If this is the case, can it do similar logic as IgnoreWhitespaceInDialogue, to remove all ‘\n’ from text and then compare it with translated strings?

gravydevsupreme commented 4 years ago

I doubt the ellipsis is added because the text cannot fit on the screen. This is probably just the behaviour of the game.

Dots are not whitespace, and all whitespace is already removed from texts of this size. But this is only during translation. It is completely unrelated to the text lookup itself. The plugin does a lot of things related to whitespace to make smart lookups. It doesn't do anything about punctuation, though.

Any proper solution really involves identifying the fact that text is being appended onto a translated text. Implementing this is a performant manner is just a relatively big task. And the fact that is somehow also involved redirected resources make it quite a bit more complex.

Also: Did my suggestion not work?

flywhc commented 4 years ago

Ellipsis is not added. Both Japanese and Chinese use two characters to represent one ellipse ( totally 6 dots)

The game only added newline characters in a silly way: if the text length longer than n then it inserts a newline char after the n-th character, even in the middle of jp/zh two-character ellipsis. In the real world, we never separate two 3-dots ellipses in two lines. So I think simply remove all newline before all text comparison should solve the problem.

In most cases the game display correct. I have to find a way to make this problem always reproducible then I can validate your suggestion.

Talking about smart lookup, I got a few texts in _AutoGeneratedTranslations.txt contains whitespace \u20, while I checked the English HS2 project uses " " \u3000 for the same Japanese original text. I haven't seen this text on the screen yet so I hope the smart lookup will treat \u3000 as \u20 It is hard to validate these random appeared texts.

flywhc commented 4 years ago

@gravydevsupreme your suggestion works.

I used script to replace all dialog texts to the string I mentioned which always causes double translation. Then I can always reproduce the issue.

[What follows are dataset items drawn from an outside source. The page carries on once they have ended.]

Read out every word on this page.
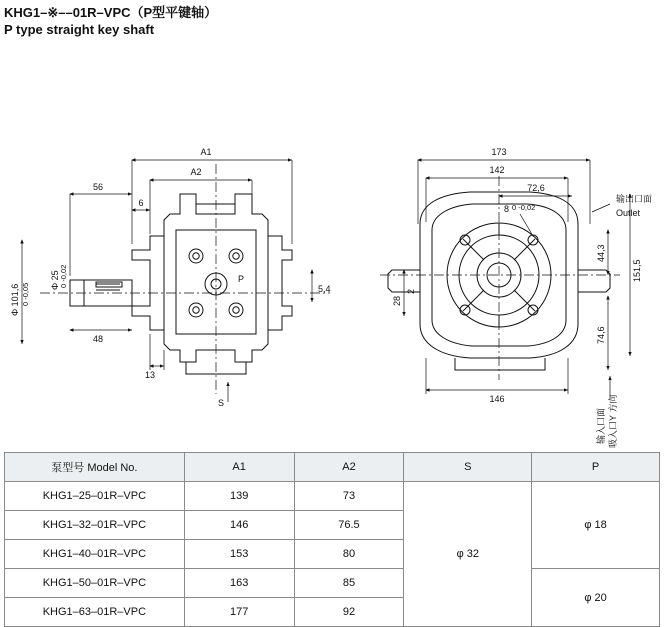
KHG1–※––01R–VPC（P型平键轴）
P type straight key shaft
A1
A2
56
6
48
13
5,4
S
P
Φ 101,6 0 -0,05
Φ 25 0 -0,02
173
142
72,6
146
8 0 -0,02
151,5
44,3
74,6
28
2
输出口面
Outlet
输入口面 吸入口Y 方向
泵型号 Model No.	A1	A2	S	P
KHG1–25–01R–VPC	139	73	φ 32	φ 18
KHG1–32–01R–VPC	146	76.5		
KHG1–40–01R–VPC	153	80		
KHG1–50–01R–VPC	163	85		φ 20
KHG1–63–01R–VPC	177	92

Then I added Mongolian vowel before every dialog text and change the setting. Finally no auto-generated text has been added. Thank you!

I am not unity plug-in developer but if I develop a similar app, I will use a sqllite dB to store 4 indexed fields: original text; original text without newline and whitespace (\u0020, \u00a0, \u3000); translated text; translated text without newline and whitespaces. Then match the translated text without newline and whitespaces first, skip translation if found. Then try to match original then original without whitespaces.

gravydevsupreme commented 4 years ago

I have now released v. 4.13.0. I will probably look into a generic solution that allows the plugin to detect text-appends in a generic fashion in the future.

flywhc commented 4 years ago

I have now released v. 4.13.0. I will probably look into a generic solution that allows the plugin to detect text-appends in a generic fashion in the future.

Does the v4.13.0 including the change? I extracted XUnity.AutoTranslator-BepIn-5x-4.13.0.zip to my game folder and the double translation is back. I have to replace plugins with the beta version you post in this thread to solve double translation in redirected resources.

gravydevsupreme commented 4 years ago

It should include all changes that I have posted here, so I certainly don't understand this.

Can you try removing the RedirectedResourceDetectionStrategy line from your config (so it resets to default) and try again?

flywhc commented 4 years ago

It should include all changes that I have posted here, so I certainly don't understand this.

Can you try removing the RedirectedResourceDetectionStrategy line from your config (so it resets to default) and try again?

Tested again with a clean game. It works. Thank you!